El Al CEO Gonen Usishkinm said in a statement Monday that “any traveler who refuses to sit next to another traveler will be immediately removed from the flight,” The Associated Press reports.
For years, a small segment of ultra-Orthodox Jewish men have caused disruptions and delays on flights by refusing to sit next to female passengers. The men cite strict religious modesty laws, but critics say the behavior amounts to discrimination against women.
Last week, four ultra-Orthodox men delayed an El Al flight from New York to Israel by over an hour because they were assigned seats next to women. According to another passenger on the flight, the men boarded the plane, but refused to take their seats or negotiate with female flight attendants. Two female passengers eventually agreed to move to accommodate the men.
El Al apologized for the incident, The Times of Israel reported, stating that “any discrimination against passengers is absolutely forbidden.”
Still, news about the men’s demands prompted backlash from NICE, a prominent Israeli tech company. CEO Barak Eilam threatened to boycott El Al, writing on LinkedIn, “At NICE we don’t do business with companies that discriminate against race, gender or religion.”
Last year, a Holocaust survivor took El Al to court over the issue ― and won.

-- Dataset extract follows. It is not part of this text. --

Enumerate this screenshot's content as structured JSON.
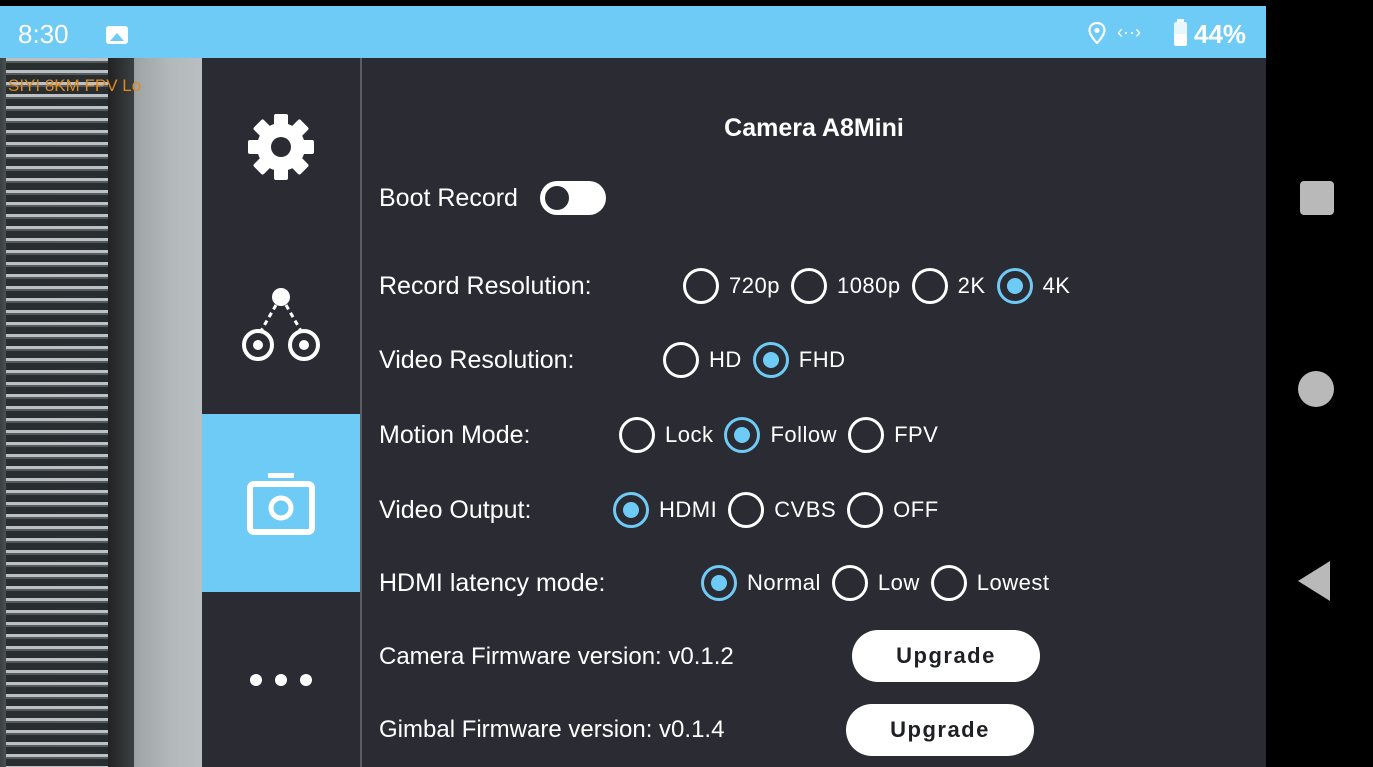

Renee Rabinowitz claimed she was asked to change seats for an ultra-Orthodox man on an El Al flight in December 2015. A Jerusalem court ruled last June that El Al can’t ask women to change seats because of their gender. The judge gave the company six months to provide staff with training on how to deal with such situations in the future.

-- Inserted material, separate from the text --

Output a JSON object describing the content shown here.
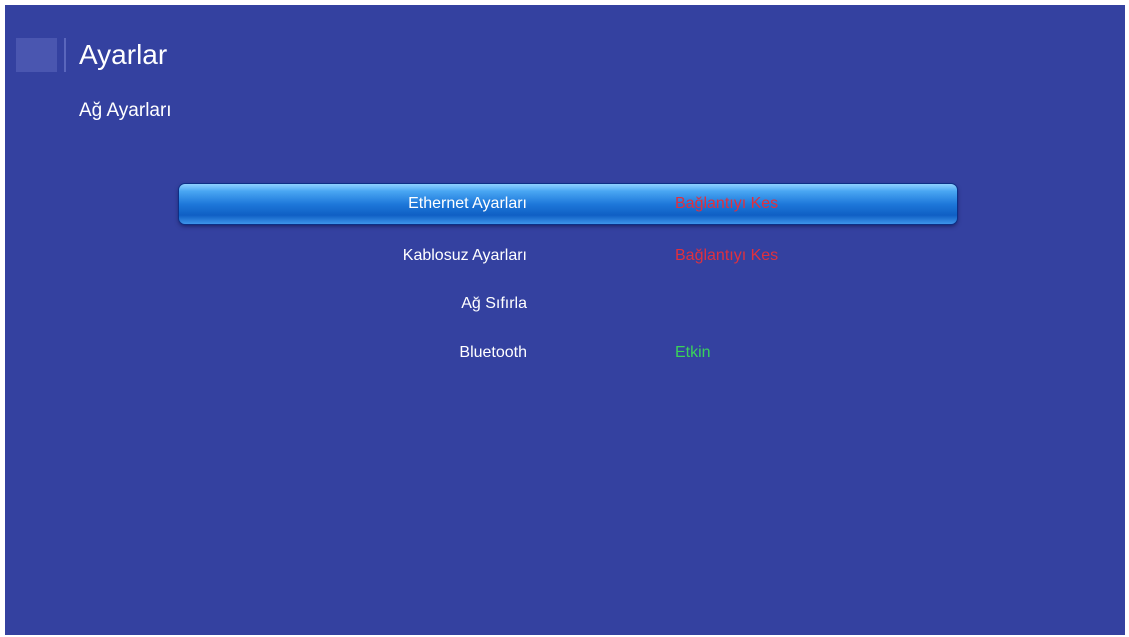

Rabinowitz was represented by the Israel Religious Action Center, the public advocacy arm of the Reform Movement in Israel. Anat Hoffman, the center’s executive director, told HuffPost that the airline still has work to do to live up to the judge’s orders. She said she applauds Usishkinm’s statement but wishes it had come sooner.

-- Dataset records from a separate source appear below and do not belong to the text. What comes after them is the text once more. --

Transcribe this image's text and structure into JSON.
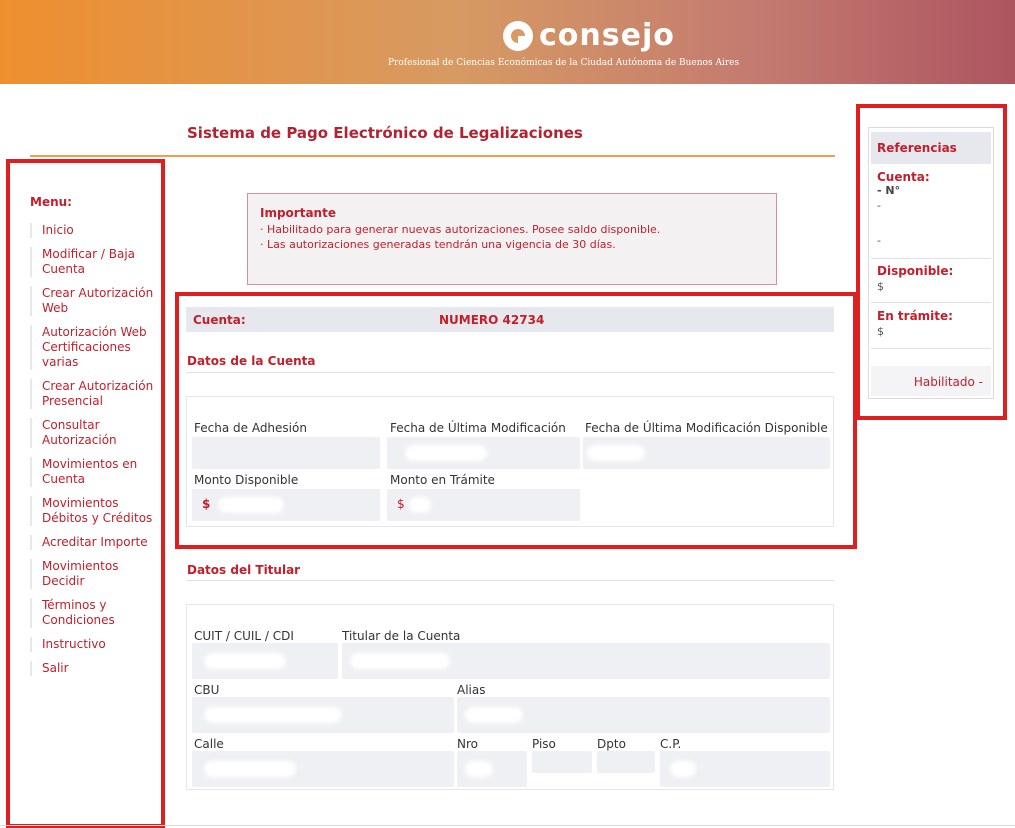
{
  "header": {
    "logo_word": "consejo",
    "subtitle": "Profesional de Ciencias Económicas de la Ciudad Autónoma de Buenos Aires"
  },
  "page_title": "Sistema de Pago Electrónico de Legalizaciones",
  "menu": {
    "title": "Menu:",
    "items": [
      "Inicio",
      "Modificar / Baja Cuenta",
      "Crear Autorización Web",
      "Autorización Web Certificaciones varias",
      "Crear Autorización Presencial",
      "Consultar Autorización",
      "Movimientos en Cuenta",
      "Movimientos Débitos y Créditos",
      "Acreditar Importe",
      "Movimientos Decidir",
      "Términos y Condiciones",
      "Instructivo",
      "Salir"
    ]
  },
  "alert": {
    "title": "Importante",
    "lines": [
      "· Habilitado para generar nuevas autorizaciones. Posee saldo disponible.",
      "· Las autorizaciones generadas tendrán una vigencia de 30 días."
    ]
  },
  "cuenta": {
    "label": "Cuenta:",
    "number": "NUMERO  42734"
  },
  "datos_cuenta": {
    "title": "Datos de la Cuenta",
    "fecha_adhesion": "Fecha de Adhesión",
    "fecha_ultima_mod": "Fecha de Última Modificación",
    "fecha_ultima_mod_disp": "Fecha de Última Modificación Disponible",
    "monto_disponible": "Monto Disponible",
    "monto_disponible_value": "$",
    "monto_tramite": "Monto en Trámite",
    "monto_tramite_value": "$"
  },
  "datos_titular": {
    "title": "Datos del Titular",
    "cuit": "CUIT / CUIL / CDI",
    "titular": "Titular de la Cuenta",
    "cbu": "CBU",
    "alias": "Alias",
    "calle": "Calle",
    "nro": "Nro",
    "piso": "Piso",
    "dpto": "Dpto",
    "cp": "C.P."
  },
  "referencias": {
    "title": "Referencias",
    "cuenta_label": "Cuenta:",
    "cuenta_line1": "- N°",
    "cuenta_line2": "-",
    "cuenta_line3": "-",
    "disponible_label": "Disponible:",
    "disponible_value": "$",
    "tramite_label": "En trámite:",
    "tramite_value": "$",
    "status": "Habilitado -"
  },
  "colors": {
    "accent": "#c0202c",
    "highlight_frame": "#dd1f1f"
  }
}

“We only regret that such a strong statement was not issued when the first reports of these stories began surfacing years ago, nor after last year’s court ruling in the Renee Rabinowitz case,” Hoffman wrote in an email. “El Al now has to demonstrate that these are not just words, but a real change in policy.”
Shoshanna Keats Jaskoll, co-founder of Chochmat Nashim, an advocacy organization for Orthodox Jewish women, said that she hopes El Al’s new promise to female passengers is implemented immediately.
“It is disturbing, however, that El Al’s new hard line was apparently established in response to the threat of the loss of revenue, and not in response to women’s previous requests or to be in compliance with law,” Jaskoll told HuffPost in an email.
“We encourage El Al and the airports authority take a public and active stance against the marginalization of women, in every form, and to encourage other businesses to do the same,” she added. “The alternative is a slide towards extreme practices such as this, with little to slow its pace.”